Pope Benedict XVI holds a Prayer Vigil in Hyde Park, London Photo: AFP/GETTY

Pope Benedict XVI is to appoint 24 new cardinals on Saturday, 10 of whom will be Italian – making the prospect that his successor will be Italian more likely.

The new appointments will boost the number of Italian cardinals to 25, giving them huge clout when it comes to electing a new pontiff on the death of Benedict XVI.

The "Italianisation" of the Catholic Church's hierarchy fuelled speculation that after Benedict, a German, and his Polish predecessor, John Paul II, the leadership of the world's one billion Catholics could swing back to Italy.

The last Italian Pope was John Paul I, who was elected in August, 1978, but died just 33 days later, his sudden death still the subject of conspiracy theories.

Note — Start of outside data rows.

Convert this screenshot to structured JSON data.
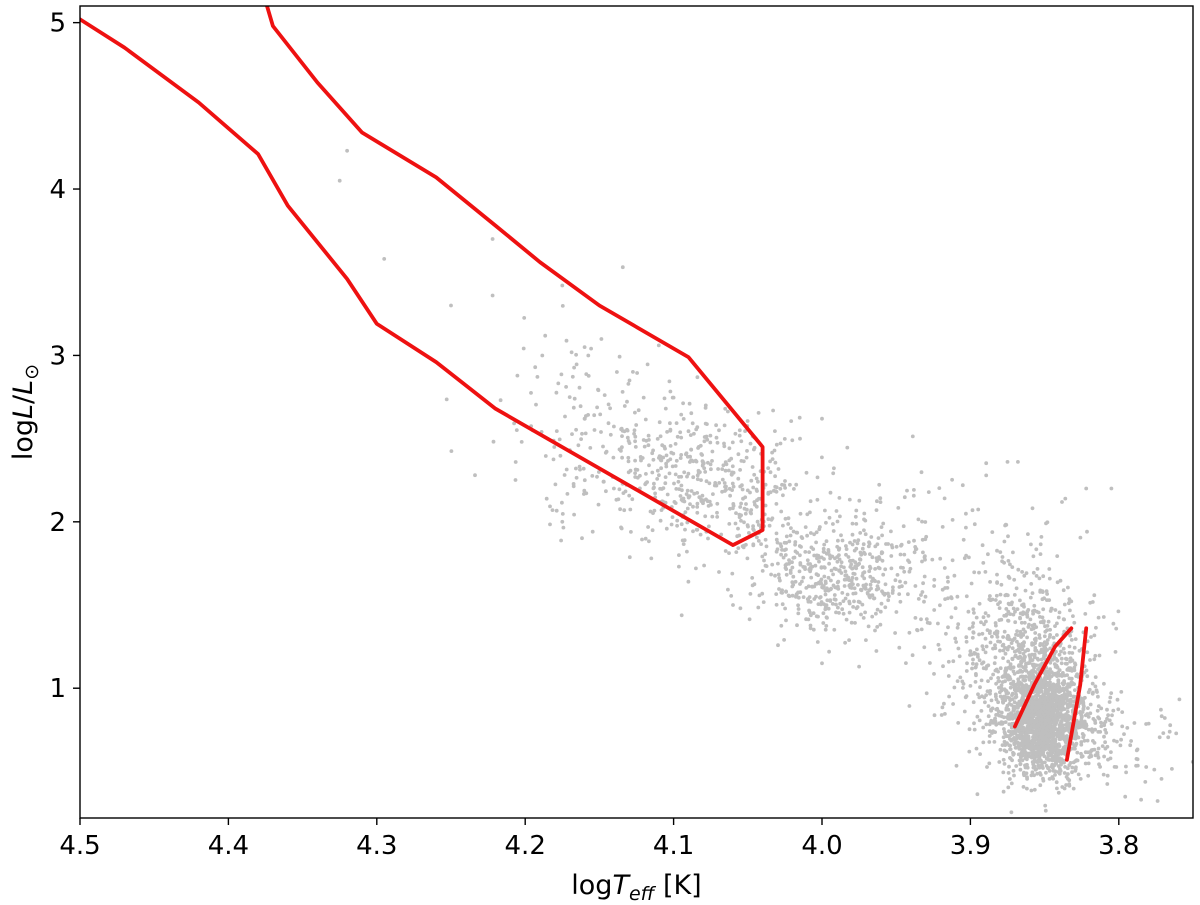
{
  "chart_data": {
    "type": "scatter",
    "xlabel": "logT_eff [K]",
    "ylabel": "logL/L_⊙",
    "xlim": [
      4.5,
      3.75
    ],
    "ylim": [
      0.22,
      5.1
    ],
    "x_inverted": true,
    "grid": false,
    "legend": "none",
    "x_ticks": [
      4.5,
      4.4,
      4.3,
      4.2,
      4.1,
      4.0,
      3.9,
      3.8
    ],
    "x_tick_labels": [
      "4.5",
      "4.4",
      "4.3",
      "4.2",
      "4.1",
      "4.0",
      "3.9",
      "3.8"
    ],
    "y_ticks": [
      1,
      2,
      3,
      4,
      5
    ],
    "y_tick_labels": [
      "1",
      "2",
      "3",
      "4",
      "5"
    ],
    "colors": {
      "points": "#bfbfbf",
      "curves": "#ee1111",
      "axes": "#000000"
    },
    "series": [
      {
        "kind": "line",
        "points": [
          [
            4.5,
            5.02
          ],
          [
            4.47,
            4.85
          ],
          [
            4.42,
            4.52
          ],
          [
            4.38,
            4.21
          ],
          [
            4.36,
            3.9
          ],
          [
            4.32,
            3.46
          ],
          [
            4.3,
            3.19
          ],
          [
            4.26,
            2.96
          ],
          [
            4.22,
            2.68
          ],
          [
            4.06,
            1.86
          ],
          [
            4.04,
            1.95
          ],
          [
            4.04,
            2.45
          ],
          [
            4.09,
            2.99
          ],
          [
            4.15,
            3.3
          ],
          [
            4.19,
            3.56
          ],
          [
            4.22,
            3.78
          ],
          [
            4.26,
            4.07
          ],
          [
            4.31,
            4.34
          ],
          [
            4.34,
            4.64
          ],
          [
            4.37,
            4.98
          ],
          [
            4.374,
            5.1
          ]
        ]
      },
      {
        "kind": "line",
        "points": [
          [
            3.87,
            0.77
          ],
          [
            3.857,
            1.02
          ],
          [
            3.843,
            1.25
          ],
          [
            3.832,
            1.36
          ]
        ]
      },
      {
        "kind": "line",
        "points": [
          [
            3.835,
            0.57
          ],
          [
            3.826,
            1.02
          ],
          [
            3.822,
            1.36
          ]
        ]
      },
      {
        "kind": "scatter",
        "clusters": [
          {
            "n": 1300,
            "cx": 3.852,
            "cy": 0.82,
            "sx": 0.012,
            "sy": 0.16
          },
          {
            "n": 550,
            "cx": 3.86,
            "cy": 1.05,
            "sx": 0.022,
            "sy": 0.26
          },
          {
            "n": 380,
            "cx": 3.835,
            "cy": 0.72,
            "sx": 0.028,
            "sy": 0.16
          },
          {
            "n": 300,
            "cx": 3.875,
            "cy": 1.35,
            "sx": 0.028,
            "sy": 0.3
          },
          {
            "n": 480,
            "cx": 3.99,
            "cy": 1.68,
            "sx": 0.028,
            "sy": 0.18
          },
          {
            "n": 350,
            "cx": 4.07,
            "cy": 2.22,
            "sx": 0.028,
            "sy": 0.2
          },
          {
            "n": 150,
            "cx": 4.13,
            "cy": 2.38,
            "sx": 0.035,
            "sy": 0.2
          },
          {
            "n": 100,
            "cx": 3.95,
            "cy": 1.95,
            "sx": 0.04,
            "sy": 0.22
          },
          {
            "n": 90,
            "cx": 4.16,
            "cy": 2.7,
            "sx": 0.035,
            "sy": 0.3
          }
        ],
        "outliers": [
          [
            4.32,
            4.23
          ],
          [
            4.325,
            4.05
          ],
          [
            4.295,
            3.58
          ],
          [
            4.222,
            3.7
          ],
          [
            4.222,
            3.36
          ],
          [
            4.25,
            3.3
          ],
          [
            4.175,
            3.42
          ],
          [
            4.195,
            2.55
          ],
          [
            4.16,
            3.05
          ],
          [
            4.11,
            3.06
          ],
          [
            4.16,
            2.62
          ],
          [
            4.02,
            2.49
          ],
          [
            4.0,
            2.62
          ],
          [
            3.875,
            2.36
          ],
          [
            3.868,
            2.36
          ],
          [
            3.822,
            2.2
          ],
          [
            3.805,
            2.2
          ],
          [
            4.175,
            2.0
          ],
          [
            4.135,
            1.96
          ],
          [
            4.115,
            1.78
          ],
          [
            4.085,
            1.72
          ],
          [
            4.09,
            1.64
          ],
          [
            4.06,
            1.5
          ],
          [
            4.0,
            1.15
          ],
          [
            3.975,
            1.13
          ],
          [
            3.785,
            0.33
          ],
          [
            3.77,
            0.73
          ],
          [
            4.055,
            1.48
          ]
        ]
      }
    ]
  }
}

The new members bring the College of Cardinals to 203, 121 of whom are under age 80 and thus eligible to vote in a conclave – the process by which a new Pope is elected in secrecy in the Vatican's Sistine Chapel.

Of the cardinals from European countries, nearly half those of voting age will be Italian.

With the new cardinals, Benedict will have chosen 40 per cent of the College of Cardinals, infusing the group with conservative, tradition-minded prelates like himself.

That will virtually guarantee that a future Pope will not radically overhaul the direction of the Church.

The other appointees to be announced at the ceremony known as a consistory – only the third of Benedict's papacy – will be drawn from around the world, including the US, Germany, Brazil, Spain, Switzerland, the Democratic Republic of Congo and Zambia. None are from Britain or Ireland.

At a meeting at the Vatican yesterday, the Pope and a group of existing cardinals discussed the Church's response to the paedophile priest scandal as well as the conversion of disaffected Anglicans to Rome.

It was also announced that Benedict will make the first official state visit to his native Germany next year, probably in September.

He will travel to the archdioceses of Berlin and Freiburg in the southwest of the country and the diocese of Erfurt in the former Communist east, according to the German Episcopal Conference.